In Julie Powell’s Julie and Julia Project, I’m pretty sure there comes a point when her friends and blog readers give her permission to skip all of the aspics in Mastering the Art of French Cooking. I wish we had a similar crowd letting us off the hook for the variety of milk punches in Barbie’s chapter “MMMNN! Is for Milk and Other Marvels.”

Julie didn’t back down from her meat jellos, and we wouldn’t wimp out either, but man. It would be tempting. 

Milk punch. Milk. Punch. Milk and punch. Milk and pineapple; milk and orange juice; milk and strawberry jelly AND red food coloring…

Wasn’t milk and orange juice what Wynona Ryder was going to use to make Heather Chandler throw up before Christian Slater swapped her glass for Drain-o? 
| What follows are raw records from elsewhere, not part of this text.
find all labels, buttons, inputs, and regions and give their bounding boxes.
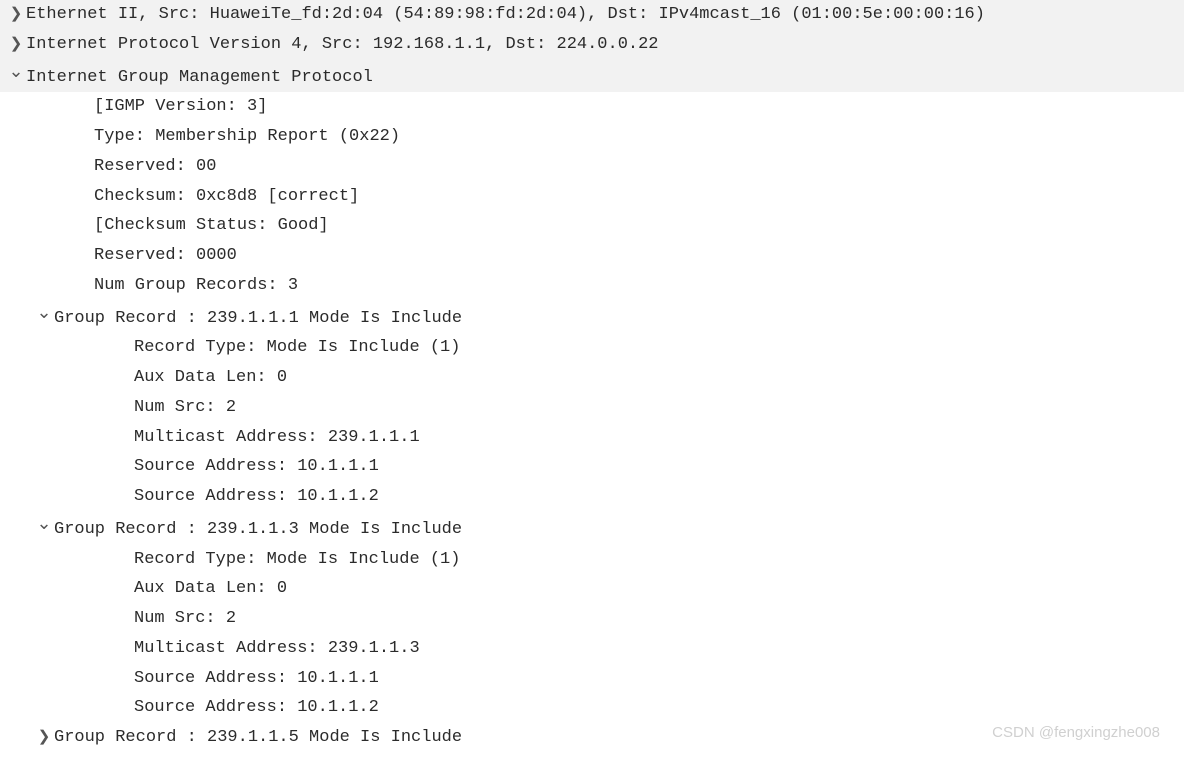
tree-row-label: Aux Data Len: 0 <box>134 579 287 598</box>
tree-row-label: Source Address: 10.1.1.2 <box>134 698 379 717</box>
tree-row[interactable]: Type: Membership Report (0x22) <box>0 122 1184 152</box>
tree-row-label: Internet Protocol Version 4, Src: 192.16… <box>26 35 659 54</box>
tree-row[interactable]: Num Src: 2 <box>0 393 1184 423</box>
tree-row-label: Internet Group Management Protocol <box>26 68 373 87</box>
chevron-down-icon[interactable] <box>6 60 26 92</box>
tree-row-label: Num Src: 2 <box>134 609 236 628</box>
tree-row-label: Record Type: Mode Is Include (1) <box>134 338 460 357</box>
tree-row-label: Source Address: 10.1.1.2 <box>134 487 379 506</box>
tree-row[interactable]: Checksum: 0xc8d8 [correct] <box>0 182 1184 212</box>
tree-row-label: Ethernet II, Src: HuaweiTe_fd:2d:04 (54:… <box>26 5 985 24</box>
tree-row[interactable]: Reserved: 00 <box>0 152 1184 182</box>
tree-row[interactable]: Aux Data Len: 0 <box>0 363 1184 393</box>
tree-row-label: Multicast Address: 239.1.1.1 <box>134 428 420 447</box>
tree-row[interactable]: Ethernet II, Src: HuaweiTe_fd:2d:04 (54:… <box>0 0 1184 30</box>
tree-row[interactable]: Group Record : 239.1.1.1 Mode Is Include <box>0 301 1184 334</box>
tree-row-label: [Checksum Status: Good] <box>94 216 329 235</box>
tree-row-label: Reserved: 00 <box>94 157 216 176</box>
tree-row-label: Type: Membership Report (0x22) <box>94 127 400 146</box>
tree-row[interactable]: Aux Data Len: 0 <box>0 574 1184 604</box>
arrow-spacer <box>114 394 134 420</box>
tree-row-label: Source Address: 10.1.1.1 <box>134 669 379 688</box>
chevron-right-icon[interactable] <box>6 1 26 27</box>
tree-row-label: Reserved: 0000 <box>94 246 237 265</box>
tree-row-label: Multicast Address: 239.1.1.3 <box>134 639 420 658</box>
chevron-down-icon[interactable] <box>34 301 54 333</box>
arrow-spacer <box>74 242 94 268</box>
packet-details-tree: Ethernet II, Src: HuaweiTe_fd:2d:04 (54:… <box>0 0 1184 753</box>
arrow-spacer <box>114 424 134 450</box>
tree-row-label: Checksum: 0xc8d8 [correct] <box>94 187 359 206</box>
tree-row[interactable]: Reserved: 0000 <box>0 241 1184 271</box>
tree-row[interactable]: Source Address: 10.1.1.2 <box>0 482 1184 512</box>
arrow-spacer <box>74 93 94 119</box>
arrow-spacer <box>114 364 134 390</box>
chevron-right-icon[interactable] <box>34 724 54 750</box>
arrow-spacer <box>114 453 134 479</box>
tree-row[interactable]: Record Type: Mode Is Include (1) <box>0 333 1184 363</box>
arrow-spacer <box>74 123 94 149</box>
arrow-spacer <box>114 605 134 631</box>
tree-row-label: [IGMP Version: 3] <box>94 97 267 116</box>
tree-row-label: Aux Data Len: 0 <box>134 368 287 387</box>
tree-row[interactable]: [IGMP Version: 3] <box>0 92 1184 122</box>
chevron-down-icon[interactable] <box>34 512 54 544</box>
tree-row[interactable]: Source Address: 10.1.1.1 <box>0 452 1184 482</box>
arrow-spacer <box>114 665 134 691</box>
arrow-spacer <box>74 212 94 238</box>
tree-row-label: Group Record : 239.1.1.5 Mode Is Include <box>54 728 462 747</box>
tree-row[interactable]: [Checksum Status: Good] <box>0 211 1184 241</box>
arrow-spacer <box>114 575 134 601</box>
tree-row[interactable]: Source Address: 10.1.1.2 <box>0 693 1184 723</box>
tree-row[interactable]: Record Type: Mode Is Include (1) <box>0 545 1184 575</box>
arrow-spacer <box>74 183 94 209</box>
tree-row[interactable]: Multicast Address: 239.1.1.1 <box>0 423 1184 453</box>
tree-row-label: Group Record : 239.1.1.3 Mode Is Include <box>54 520 462 539</box>
tree-row-label: Source Address: 10.1.1.1 <box>134 457 379 476</box>
tree-row[interactable]: Internet Protocol Version 4, Src: 192.16… <box>0 30 1184 60</box>
tree-row-label: Num Src: 2 <box>134 398 236 417</box>
chevron-right-icon[interactable] <box>6 31 26 57</box>
tree-row[interactable]: Group Record : 239.1.1.5 Mode Is Include <box>0 723 1184 753</box>
tree-row[interactable]: Source Address: 10.1.1.1 <box>0 664 1184 694</box>
tree-row[interactable]: Num Src: 2 <box>0 604 1184 634</box>
tree-row-label: Group Record : 239.1.1.1 Mode Is Include <box>54 309 462 328</box>
arrow-spacer <box>114 694 134 720</box>
arrow-spacer <box>114 635 134 661</box>
tree-row-label: Num Group Records: 3 <box>94 276 298 295</box>
tree-row[interactable]: Num Group Records: 3 <box>0 271 1184 301</box>
arrow-spacer <box>74 272 94 298</box>
arrow-spacer <box>114 334 134 360</box>
arrow-spacer <box>114 546 134 572</box>
arrow-spacer <box>74 153 94 179</box>
tree-row[interactable]: Group Record : 239.1.1.3 Mode Is Include <box>0 512 1184 545</box>
arrow-spacer <box>114 483 134 509</box>
tree-row-label: Record Type: Mode Is Include (1) <box>134 550 460 569</box>
tree-row[interactable]: Multicast Address: 239.1.1.3 <box>0 634 1184 664</box>
tree-row[interactable]: Internet Group Management Protocol <box>0 60 1184 93</box>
There’s milk and orange juice in today’s recipe. Just saying.


Berry Milk Punch

Ingredients:

      • 3/4 cup strawberries

      • 1/3 cup cold orange juice

      • 2 tablespoons lemon juice

      • 4 tablespoons sugar

      • dash of salt

      • 2 cups cold milk

Carefully wash and remove stems from strawberries. Add strawberries, lemon juice, sugar, salt, cold orange juice, and milk to a blender. Blend until strawberries are chopped small and all ingredients are combined. Pour into a punch cup and serve at once. “For a party touch,” suggests Barbie, “add a slice or two of fresh strawberry to each cup.”
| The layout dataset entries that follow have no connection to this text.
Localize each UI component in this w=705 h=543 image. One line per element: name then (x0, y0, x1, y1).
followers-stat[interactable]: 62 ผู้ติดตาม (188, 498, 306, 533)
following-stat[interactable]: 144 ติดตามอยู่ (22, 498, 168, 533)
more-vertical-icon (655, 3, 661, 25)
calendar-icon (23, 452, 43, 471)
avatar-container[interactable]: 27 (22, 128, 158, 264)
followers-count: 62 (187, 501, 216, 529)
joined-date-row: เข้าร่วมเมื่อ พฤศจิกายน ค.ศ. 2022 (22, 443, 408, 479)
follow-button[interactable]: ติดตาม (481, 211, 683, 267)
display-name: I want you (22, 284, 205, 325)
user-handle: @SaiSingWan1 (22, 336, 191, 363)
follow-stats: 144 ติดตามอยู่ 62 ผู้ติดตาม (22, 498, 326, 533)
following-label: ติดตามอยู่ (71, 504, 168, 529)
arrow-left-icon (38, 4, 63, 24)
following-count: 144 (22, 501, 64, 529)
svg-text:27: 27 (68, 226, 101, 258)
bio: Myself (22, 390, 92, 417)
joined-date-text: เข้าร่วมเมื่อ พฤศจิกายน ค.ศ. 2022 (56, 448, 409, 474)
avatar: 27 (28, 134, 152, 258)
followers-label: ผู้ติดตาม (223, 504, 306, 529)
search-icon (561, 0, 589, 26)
-Adapted from Barbie’s Easy-As-Pie Cookbook

 


Extra Tips:

  • Barbie actually called for a half a cup of crushed strawberries, but Barbie didn’t have a blender, and we’re not messing around with a glass bowl and the back of a spoon. (Which is to say, we totally tried to crush them lightly with the back of a spoon, and what the heck, Barbie? That doesn’t work. So we just used a half cup plus a little more whole strawberries.)
  • Ice ice ice. The moment this drink warms up is the moment it goes from, Ok. Not as bad as I thought to, Isn’t this basically the throw up recipe from Heathers?

Final Thoughts:

The punch was…. not undrinkable? I am not a fan of thick beverages, but it was kind of like a melted milkshake. Which isn’t great, but isn’t half as bad as it could be. Of course, with a blender full of the stuff, there was only one thing to do. 

Add Alcohol.

Bonus Recipes!  (Note: My attempts to replicate the exact measurements for these recipes are as half hearted as my enthusiasm for milk punch.) 

  • Rum: Not liking rum myself, I didn’t pay attention to the proportions Donna used when trying to make a strawberry-milky rum punch. Anyway, she said it wasn’t good, and she didn’t finish it, so I guess it doesn’t matter.
  • Vodka: Add an ounce of vodka to a cup of Berry Milk Punch. This was ok, said Donna. At any rate, she drank it.
  • A normal amount of Cognac plus vanilla: Add a heavy ounce of cognac to a cup of Berry Milk Punch and finish it with a dash of vanilla.  This was ok. I actually liked it at first, but after about half a cup, I couldn’t stomach any more of it. I switched to beer.
  • A ridiculous amount of Cognac plus vanilla: Pour just a whole freaking lot of cognac in a cup as if that is going to make the reality of the milk punch go away. Jim went really heavy on the liquor for his and then could barely stand even a tiny sip of the stuff. He made faces. I was still in the honeymoon/this-might-not-suck phase with my version and tried to get him to add more punch to balance things out. His annoyed answer was, “I don’t need more punch. I need… something else.”

So there you have it. Berry Milk Punch ranges from “can sort of be saved by alcohol” to “can actually ruin alcohol.” 

And we still have the pineapple one to do.